Grâce à l’activité microbienne, le dispositif réduit d’environ 40 % les polluants transportés par l’eau, pour un objectif initial de 50 %. « Il faut garder en tête qu’il s’agit d’un système naturel dont l’efficacité varie selon l’année et la saison, oscillant entre 25 % et 55 %. Les résultats dépendent notamment des conditions climatiques », précise Julien Tournebize, hydrologue dans l’unité Hycar (Hydrosystèmes continentaux anthropisés-ressources, risques, restauration) à Antony et porteur du projet. Et de souligner : « Beaucoup d’efforts ont également été faits par les agriculteurs : entre 2005 et 2015, la concentration moyenne en nitrates à l’entrée de la zone a diminué de 25 %. » Cette démarche a été saluée en 2014 par le Prix national du génie écologique du ministère de l’Environnement.
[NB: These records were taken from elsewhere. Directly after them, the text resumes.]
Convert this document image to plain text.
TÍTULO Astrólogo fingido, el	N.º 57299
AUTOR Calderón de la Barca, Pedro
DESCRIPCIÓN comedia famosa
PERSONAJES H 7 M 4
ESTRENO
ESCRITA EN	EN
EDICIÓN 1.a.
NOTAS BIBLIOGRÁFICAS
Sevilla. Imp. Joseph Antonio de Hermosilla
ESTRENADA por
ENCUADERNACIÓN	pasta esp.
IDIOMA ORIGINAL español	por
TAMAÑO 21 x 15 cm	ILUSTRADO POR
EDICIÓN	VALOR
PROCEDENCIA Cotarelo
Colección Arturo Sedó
Au gré de ce qui était initialement un projet de génie écologique, de nouveaux questionnements sont apparus. Comment pouvait-on adapter ce dispositif à une plus grande échelle ? Dans quelle mesure pouvait-il répondre à d’autres enjeux que celui de la protection de la ressource en eau, comme celui de la préservation de la biodiversité ? Des questions que le projet Brie’Eau a instruites dès 2016, inscrivant progressivement l’ensemble des actions dans une démarche de SfN.
Une étude de la totalité du dispositif, réalisée en lien avec un bureau d’études spécialisé en écologie a souligné l’intérêt des zones tampons humides artificielles pour la biodiversité en milieu agricole : 7 groupes d’espèces ont été suivis, 374 espèces ont été identifiées dont 174 espèces d’insectes sur la zone tampon collective.

Aujourd’hui, s’appuyant sur les aménagements de Rampillon, le projet Ancoeur 2030, qui fait partie du projet européen Life Artisan, vise à déployer les zones tampons à l’échelle d’un territoire plus conséquent (14 000 ha et 150 agriculteurs, contre 400 ha et 10 agriculteurs). Il décline toutes les facettes des SfN dès sa conception.

 

Glossaire

PLANTES ADVENTICES - Ensemble des plantes sauvages que l’on retrouve dans les parcelles cultivées.

PRAIRIE PERMANENTE - Surface déclarée en herbe de manière ininterrompue pendant plus de 5 ans.

LIVING LAB - Un living lab, ou laboratoire vivant, est un dispositif d’essai « en vraie grandeur » où les chercheurs, les entreprises et les citoyens collaborent pour développer et tester des solutions innovantes à l’échelle d’un territoire.

ZONE TAMPON - Espace (bandes enherbées, haies, surfaces en eau végétalisées…) mis en place pour atténuer les transferts de contaminants d’origine agricole, en particulier vers les milieux aquatiques.

CONNECTIVITÉ ÉCOLOGIQUE - Connexion physique et fonctionnelle nécessaire au fonctionnement, à la stabilité et à la résilience des écosystèmes sur le long terme.